PLoS Genetics (Jan 2012)

A combinatorial amino acid code for RNA recognition by pentatricopeptide repeat proteins.

  • Alice Barkan,
  • Margarita Rojas,
  • Sota Fujii,
  • Aaron Yap,
  • Yee Seng Chong,
  • Charles S Bond,
  • Ian Small

DOI
https://doi.org/10.1371/journal.pgen.1002910
Journal volume & issue
Vol. 8, no. 8
p. e1002910

Abstract

Read online

The pentatricopeptide repeat (PPR) is a helical repeat motif found in an exceptionally large family of RNA-binding proteins that functions in mitochondrial and chloroplast gene expression. PPR proteins harbor between 2 and 30 repeats and typically bind single-stranded RNA in a sequence-specific fashion. However, the basis for sequence-specific RNA recognition by PPR tracts has been unknown. We used computational methods to infer a code for nucleotide recognition involving two amino acids in each repeat, and we validated this model by recoding a PPR protein to bind novel RNA sequences in vitro.
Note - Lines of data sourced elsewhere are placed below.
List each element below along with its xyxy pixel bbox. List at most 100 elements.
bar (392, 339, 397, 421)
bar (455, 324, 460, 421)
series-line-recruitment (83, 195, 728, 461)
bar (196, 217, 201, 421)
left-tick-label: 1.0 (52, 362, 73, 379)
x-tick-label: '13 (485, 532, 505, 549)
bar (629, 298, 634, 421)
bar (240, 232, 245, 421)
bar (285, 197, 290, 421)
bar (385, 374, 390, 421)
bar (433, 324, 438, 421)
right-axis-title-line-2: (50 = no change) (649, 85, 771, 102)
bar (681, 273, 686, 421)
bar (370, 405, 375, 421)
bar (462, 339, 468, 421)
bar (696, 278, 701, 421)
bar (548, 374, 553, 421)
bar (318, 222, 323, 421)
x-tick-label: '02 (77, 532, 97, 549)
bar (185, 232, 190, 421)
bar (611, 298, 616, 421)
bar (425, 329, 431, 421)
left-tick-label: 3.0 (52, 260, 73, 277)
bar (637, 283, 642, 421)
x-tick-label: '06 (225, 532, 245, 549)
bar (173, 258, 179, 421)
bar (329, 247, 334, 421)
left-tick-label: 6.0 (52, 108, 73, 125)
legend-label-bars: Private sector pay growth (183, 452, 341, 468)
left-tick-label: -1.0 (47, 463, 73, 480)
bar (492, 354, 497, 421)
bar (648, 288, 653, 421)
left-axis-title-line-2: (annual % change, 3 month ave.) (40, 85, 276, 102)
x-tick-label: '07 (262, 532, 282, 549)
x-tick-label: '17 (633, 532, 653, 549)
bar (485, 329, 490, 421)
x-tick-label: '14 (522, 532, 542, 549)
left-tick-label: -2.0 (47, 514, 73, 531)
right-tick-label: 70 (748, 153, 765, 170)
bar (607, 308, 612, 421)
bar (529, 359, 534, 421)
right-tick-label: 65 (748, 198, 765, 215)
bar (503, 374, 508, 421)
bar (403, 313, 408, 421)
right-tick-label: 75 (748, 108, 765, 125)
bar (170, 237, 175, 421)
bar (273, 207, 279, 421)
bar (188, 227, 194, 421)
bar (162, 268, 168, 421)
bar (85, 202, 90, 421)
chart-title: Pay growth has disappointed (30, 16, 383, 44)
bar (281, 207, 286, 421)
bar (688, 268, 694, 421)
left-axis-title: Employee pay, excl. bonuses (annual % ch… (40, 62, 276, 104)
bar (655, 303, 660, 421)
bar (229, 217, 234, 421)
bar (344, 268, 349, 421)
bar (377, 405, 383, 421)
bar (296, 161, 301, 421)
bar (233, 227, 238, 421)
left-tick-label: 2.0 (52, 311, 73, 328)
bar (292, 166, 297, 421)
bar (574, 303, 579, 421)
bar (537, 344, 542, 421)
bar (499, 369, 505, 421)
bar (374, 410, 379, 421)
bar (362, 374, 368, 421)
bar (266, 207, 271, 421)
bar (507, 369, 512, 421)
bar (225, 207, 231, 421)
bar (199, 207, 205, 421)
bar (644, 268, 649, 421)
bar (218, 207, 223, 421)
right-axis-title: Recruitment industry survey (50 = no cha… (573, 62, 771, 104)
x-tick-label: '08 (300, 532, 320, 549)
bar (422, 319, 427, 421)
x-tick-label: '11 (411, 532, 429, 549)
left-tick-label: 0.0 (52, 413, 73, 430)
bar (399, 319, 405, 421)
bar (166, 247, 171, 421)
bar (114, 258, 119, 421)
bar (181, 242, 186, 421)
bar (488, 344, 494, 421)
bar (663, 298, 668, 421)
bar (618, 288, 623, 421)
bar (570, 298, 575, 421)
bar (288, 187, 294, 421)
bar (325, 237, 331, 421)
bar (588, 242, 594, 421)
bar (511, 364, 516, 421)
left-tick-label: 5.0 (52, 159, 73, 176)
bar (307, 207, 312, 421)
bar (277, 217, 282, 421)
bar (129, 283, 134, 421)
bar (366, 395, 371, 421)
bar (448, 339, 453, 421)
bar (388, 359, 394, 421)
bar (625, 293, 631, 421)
Our results show that PPR tracts bind RNA via a modular recognition mechanism that differs from previously described RNA-protein recognition modes and that underpins a natural library of specific protein/RNA partners of unprecedented size and diversity. These findings provide a significant step toward the prediction of native binding sites of the enormous number of PPR proteins found in nature. Furthermore, the extraordinary evolutionary plasticity of the PPR family suggests that the PPR scaffold will be particularly amenable to redesign for new sequence specificities and functions.